The low molecular weight (LMW) isoforms of cyclin E provide a novel mechanism of cell cycle deregulation
Cyclin E, in complex with cyclin dependent kinase 2 (CDK2), is a positive regulator of G1 to S phase progression of the cell cycle. Deregulation of G1/S phase transition occurs in the majority of tumors. Cyclin E is overexpressed and post-translationally generates low molecular weight (LMW) isoforms in breast cancer, but not normal cells. Such alteration of cyclin E is linked to poor prognosis. Therefore, we hypothesized that the LMW isoforms of cyclin E provide a novel mechanism of cell cycle de-regulation in cancer cells. Insect cell expression system was used to explore the biochemical properties of the cyclin E isoforms. Non-tumorigenic (76NE6) and tumorigenic (T47D) mammary epithelial cells transfected with the cyclin E isoforms and breast tumor tissue endogenously expressing the LMW isoforms were used to study the biologic consequences of the LMW isoforms of cyclin E. All model systems studied show that the LMW forms (compared to full-length cyclin E) have increased kinase activity when partnered with CDK2. Increases in the percentage of cells in S phase and colony formation were also observed after overexpression of LMW compared to full-length cyclin E. The LMW isoforms of cyclin E utilize several mechanisms to attain their hyper-activity. They bind CDK2 more efficiently, and are resistant to inhibition by cyclin dependent kinase inhibitors (CKIs) as compared to full-length cyclin E. In addition, the LMW isoforms sequester the CKIs from full-length cyclin E abrogating the overall negative regulation of cyclin E. Despite their correlation with adverse biological consequences, the direct role of the LMW isoforms of cyclin E in mediating tumorigenesis remained unanswered.
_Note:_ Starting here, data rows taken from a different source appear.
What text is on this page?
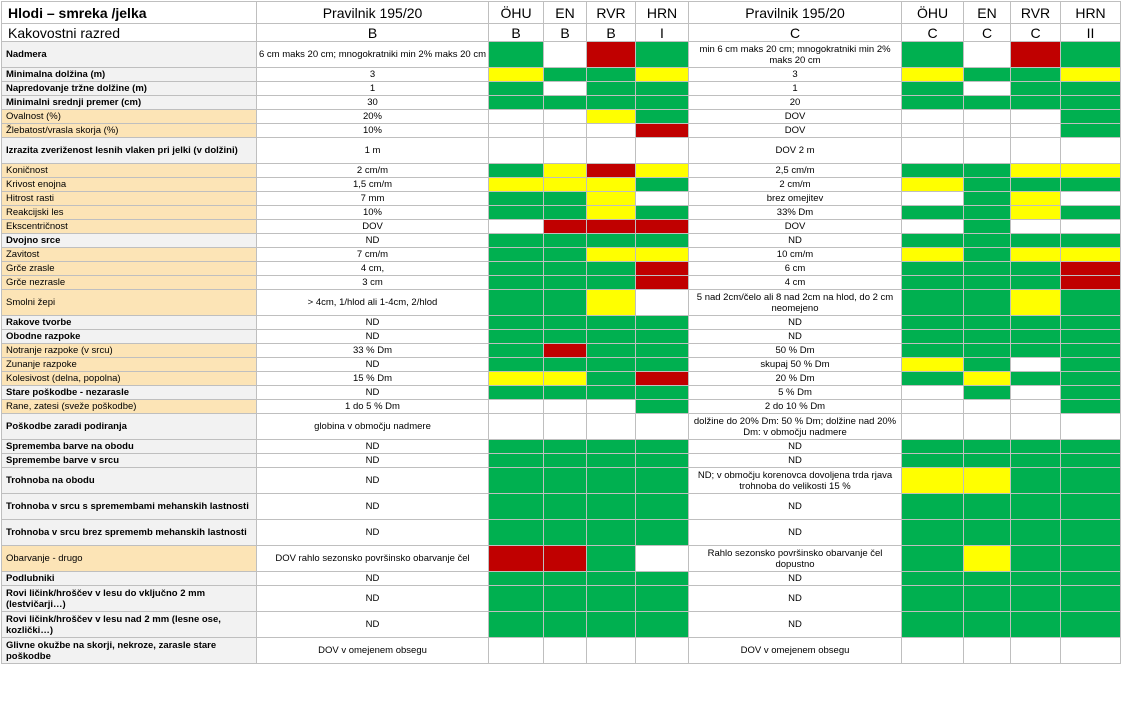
Hlodi – smreka /jelka	Pravilnik 195/20	ÖHU	EN	RVR	HRN	Pravilnik 195/20	ÖHU	EN	RVR	HRN
Kakovostni razred	B	B	B	B	I	C	C	C	C	II
Nadmera	6 cm maks 20 cm; mnogokratniki min 2% maks 20 cm					min 6 cm maks 20 cm; mnogokratniki min 2% maks 20 cm				
Minimalna dolžina (m)	3					3				
Napredovanje tržne dolžine (m)	1					1				
Minimalni srednji premer (cm)	30					20				
Ovalnost (%)	20%					DOV				
Žlebatost/vrasla skorja (%)	10%					DOV				
Izrazita zveriženost lesnih vlaken pri jelki (v dolžini)	1 m					DOV 2 m				
Koničnost	2 cm/m					2,5 cm/m				
Krivost enojna	1,5 cm/m					2 cm/m				
Hitrost rasti	7 mm					brez omejitev				
Reakcijski les	10%					33% Dm				
Ekscentričnost	DOV					DOV				
Dvojno srce	ND					ND				
Zavitost	7 cm/m					10 cm/m				
Grče zrasle	4 cm,					6 cm				
Grče nezrasle	3 cm					4 cm				
Smolni žepi	> 4cm, 1/hlod ali 1-4cm, 2/hlod					5 nad 2cm/čelo ali 8 nad 2cm na hlod, do 2 cm neomejeno				
Rakove tvorbe	ND					ND				
Obodne razpoke	ND					ND				
Notranje razpoke (v srcu)	33 % Dm					50 % Dm				
Zunanje razpoke	ND					skupaj 50 % Dm				
Kolesivost (delna, popolna)	15 % Dm					20 % Dm				
Stare poškodbe - nezarasle	ND					5 % Dm				
Rane, zatesi (sveže poškodbe)	1 do 5 % Dm					2 do 10 % Dm				
Poškodbe zaradi podiranja	globina v območju nadmere					dolžine do 20% Dm: 50 % Dm; dolžine nad 20% Dm: v območju nadmere				
Sprememba barve na obodu	ND					ND				
Spremembe barve v srcu	ND					ND				
Trohnoba na obodu	ND					ND; v območju korenovca dovoljena trda rjava trohnoba do velikosti 15 %				
Trohnoba v srcu s spremembami mehanskih lastnosti	ND					ND				
Trohnoba v srcu brez sprememb mehanskih lastnosti	ND					ND				
Obarvanje - drugo	DOV rahlo sezonsko površinsko obarvanje čel					Rahlo sezonsko površinsko obarvanje čel dopustno				
Podlubniki	ND					ND				
Rovi ličink/hroščev v lesu do vključno 2 mm (lestvičarji…)	ND					ND				
Rovi ličink/hroščev v lesu nad 2 mm (lesne ose, kozlički…)	ND					ND				
Glivne okužbe na skorji, nekroze, zarasle stare poškodbe	DOV v omejenem obsegu					DOV v omejenem obsegu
Subsequent to LMW cyclin E expression in 76NE6 cells, they lose their ability to enter quiescence and exhibit genomic instability, both characteristic of a tumor cell phenotype. Furthermore, injection of 76NE6 cells overexpressing each of the cyclin E isoforms into the mammary fat pad of nude mice revealed that the LMW isoforms of cyclin E yield tumors, whereas the full-length cyclin E does not. In conclusion, the LMW isoforms of cyclin E utilize several mechanisms to acquire a hyperactive phenotype that results in deregulation of the cell cycle and initiates the tumorigenic process in otherwise non-transformed mammary epithelial cells.
Wingate, Hannah, "The low molecular weight (LMW) isoforms of cyclin E provide a novel mechanism of cell cycle deregulation" (2007). Texas Medical Center Dissertations (via ProQuest). AAI3256568.